Bhavika would then find herself sighing multiple times in the day as she spent her time looking through his photographs and reading the comments. Comments that in no way felt like they belonged to someone famous. There'd be friendly banters in them. His comment section was evidently filled with his friends and family members. There were hardly any fans.

But there were trolls.

There are always trolls.

Bhavika would then end up reporting a lot of them as hate speech before she would realise that she's getting way too involved than she would like.

A rational decision of hers would be to lock her phone and go get some snacks. But as raindrops began descending from above, Bhavika remembered Jack's email from a few weeks where he had told herhow rains made him feel lively and bold.

She knew what he meant now. She knew it with every fibre in her being because even though her mind warned her she couldn't stop herself from sliding into his dms.

_bhavika.goradia_
I have a theory. Either you are way too nice. Or your Instagram is handled by your sister. Or your manager who likes all the comments on your behalf.

She had promised herself that she would unsend the message. She would let it sit there for some time so that it could die it's death, peacefully, having exposed her thoughts but not being read.

As she disappeared into her kitchen, wondering when was the last time she had eaten maggi, her phone would receive a response.

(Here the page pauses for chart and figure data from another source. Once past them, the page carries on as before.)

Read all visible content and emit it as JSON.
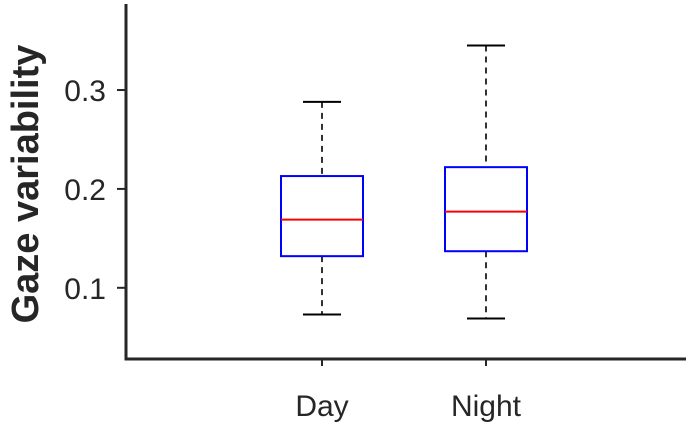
{
  "chart_data": {
    "type": "box",
    "title": "",
    "xlabel": "",
    "ylabel": "Gaze variability",
    "categories": [
      "Day",
      "Night"
    ],
    "yticks": [
      "0.1",
      "0.2",
      "0.3"
    ],
    "ylim": [
      0.028,
      0.387
    ],
    "grid": false,
    "boxes": [
      {
        "category": "Day",
        "whisker_low": 0.073,
        "q1": 0.132,
        "median": 0.169,
        "q3": 0.213,
        "whisker_high": 0.288
      },
      {
        "category": "Night",
        "whisker_low": 0.069,
        "q1": 0.137,
        "median": 0.177,
        "q3": 0.222,
        "whisker_high": 0.345
      }
    ],
    "colors": {
      "box": "#0000ff",
      "median": "#ff0000",
      "whisker": "#000000",
      "axis": "#262626"
    }
  }
}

A response that'd make her choke on water as she laughed.

jackparsons03
What is it with you and your belief that either I'm a female or I have a female to handle my email and Instagram? 😂

To which she'd smirk as she typed,

_bhavika.goradia_
Precisely this. You trust too easily. You didn't even ask me if I was the same Bhavika from the mailmates.com but trusted my username. Don't tell me you don't have a sister. I'm placing my bet that you've had strong female influence while growing up.🤔

jackparsons03
On the contrary, I'm finding it rather difficult to trust that you deduced that I have a sister just from the interactions we had and not from looking me up on Google. One Google search and you would have found your answer :p

_bhavika.goradia_
Hah. So you do have a sister!! Elder even. Knew it!!🙃

Jack would shake his head, as if trying to shake his smile off his face.

That day, the two of them would drift off to a peaceful sleep.

One, who had been distracted by an Instagram post that had prevented melancholy from embracing her.

And the other, who had received a dm that had made him feel hopeful. Not just about his future in cricket. But hopeul about life.